I don’t worry much about dress codes – though there are limits, and they are legitimate subjects for debate. Some people think it’s outrageous that I’ve always turned up to work in jeans; some consider that overt displays of religious belief through clothing are beyond the pale. I’m relaxed about what people wear, but even I don’t think it would be acceptable for someone to attend university wearing nothing but a g-string or sporting a T-shirt emblazoned with the slogan “Put the Musulman to the sword”.

The crucial question is where you draw the line – and it’s in no sense Islamophobic to draw it below the full-face veil (even though I wouldn’t do so myself). Most of my Muslim women friends are hostile to it. And even those who aren’t particularly bothered believe that most young women who adopt it in the UK do so primarily as a provocation, an “up yours” political fashion statement.

I’m not provoked, but I do care a great deal about preserving certain norms of liberal university life and of the liberal public sphere more generally. The most important is that of free debate, which to me means that all speaker meetings held on university premises should allow participation by all members of the university unconstrained except by the laws and university rules that prohibit hate-speech and incitement to violence.

Just as a Conservative Club – if we had one at City – would be required to allow members of a Labour Club – ditto – to make vigorously critical contributions from the floor, so the Islamic Society should be required at its speaker meetings to allow any member of the university – male, female, gay, straight, atheist, Jewish, Shia Muslim, Christian, Hindu, whatever – directly to contradict its speakers, to argue that its vision of Islam is narrow and small-minded, to question its apparent enthusiasm for some of the most extreme jihadists on the circuit.

This requires gender desegregation of ISoc meetings, so that male and female participants are treated equally, and an end to meetings set up as propagandist rallies at which no one critical of the demagogue on stage (or on video link) is allowed to speak.

As for facilities for worship, it is entirely reasonable for the university to provide rooms that are shared by different faith groups and timetabled so that all can use them whenever different religious observance rules apply. No faith group should be given privileged treatment, and the university should do nothing to encourage religious separatism.

Finally, there’s the bizarre business of the ISoc claiming that the university somehow conspired to prevent a proper police investigation into the incidents last November outside what was then the Muslim prayer room. According to the ISoc at the time, on two occasions Muslim students were subjected to brutal and unprovoked assaults by local youths after leaving the building. The ISoc said that the assaults, in the second of which four people were reported to have been stabbed, were Islamophobic, and the police said immediately afterwards that they were treating the incidents as racially aggravated crimes. The university promptly provided alternative worship rooms with better security.
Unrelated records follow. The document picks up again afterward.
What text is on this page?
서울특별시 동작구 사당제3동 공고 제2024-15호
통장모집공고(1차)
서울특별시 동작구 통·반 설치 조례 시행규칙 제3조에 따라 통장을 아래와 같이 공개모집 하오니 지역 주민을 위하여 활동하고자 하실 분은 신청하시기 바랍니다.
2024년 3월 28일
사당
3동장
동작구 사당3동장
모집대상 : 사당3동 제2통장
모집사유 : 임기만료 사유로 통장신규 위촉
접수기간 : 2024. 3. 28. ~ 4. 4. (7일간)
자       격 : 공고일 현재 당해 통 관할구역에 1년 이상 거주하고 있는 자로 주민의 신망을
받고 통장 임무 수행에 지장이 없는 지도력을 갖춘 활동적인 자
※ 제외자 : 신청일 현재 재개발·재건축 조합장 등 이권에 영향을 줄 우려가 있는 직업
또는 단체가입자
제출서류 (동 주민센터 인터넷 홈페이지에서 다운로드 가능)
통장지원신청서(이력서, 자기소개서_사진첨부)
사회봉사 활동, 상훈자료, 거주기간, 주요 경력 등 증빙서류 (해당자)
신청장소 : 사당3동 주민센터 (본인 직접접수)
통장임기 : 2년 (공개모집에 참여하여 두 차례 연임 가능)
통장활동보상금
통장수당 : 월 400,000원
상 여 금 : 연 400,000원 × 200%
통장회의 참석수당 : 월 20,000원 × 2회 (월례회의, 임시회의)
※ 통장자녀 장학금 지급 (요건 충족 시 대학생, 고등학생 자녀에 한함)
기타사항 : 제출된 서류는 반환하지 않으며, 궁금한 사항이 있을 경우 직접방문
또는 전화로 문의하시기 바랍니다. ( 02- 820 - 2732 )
Three local youths were arrested – but early this year the police announced that they were not going to prosecute. The reason was simple: they didn’t have sufficient evidence because two of the victims of the alleged assaults and several witnesses had not made statements to them. This had nothing to do with any actions (or inaction) of the university and everything to do with the unwillingness of the alleged victims and other witnesses to co-operate with the police – which in turn had everything to do with the ideology of the ISoc’s leaders. No evidence whatsoever has been produced by anyone that the university or the police behaved in anything but an exemplary manner in investigating the incidents or introducing measures to ensure the safety of students.

No one is discriminating against Muslim students at City University, and the ISoc’s claims to the contrary are a cynical attempt to polarise opinion and recruit the unwary to its leaders’ paranoid separatist current of political Islamism. It is not in any sense “Islamophobic” to say so.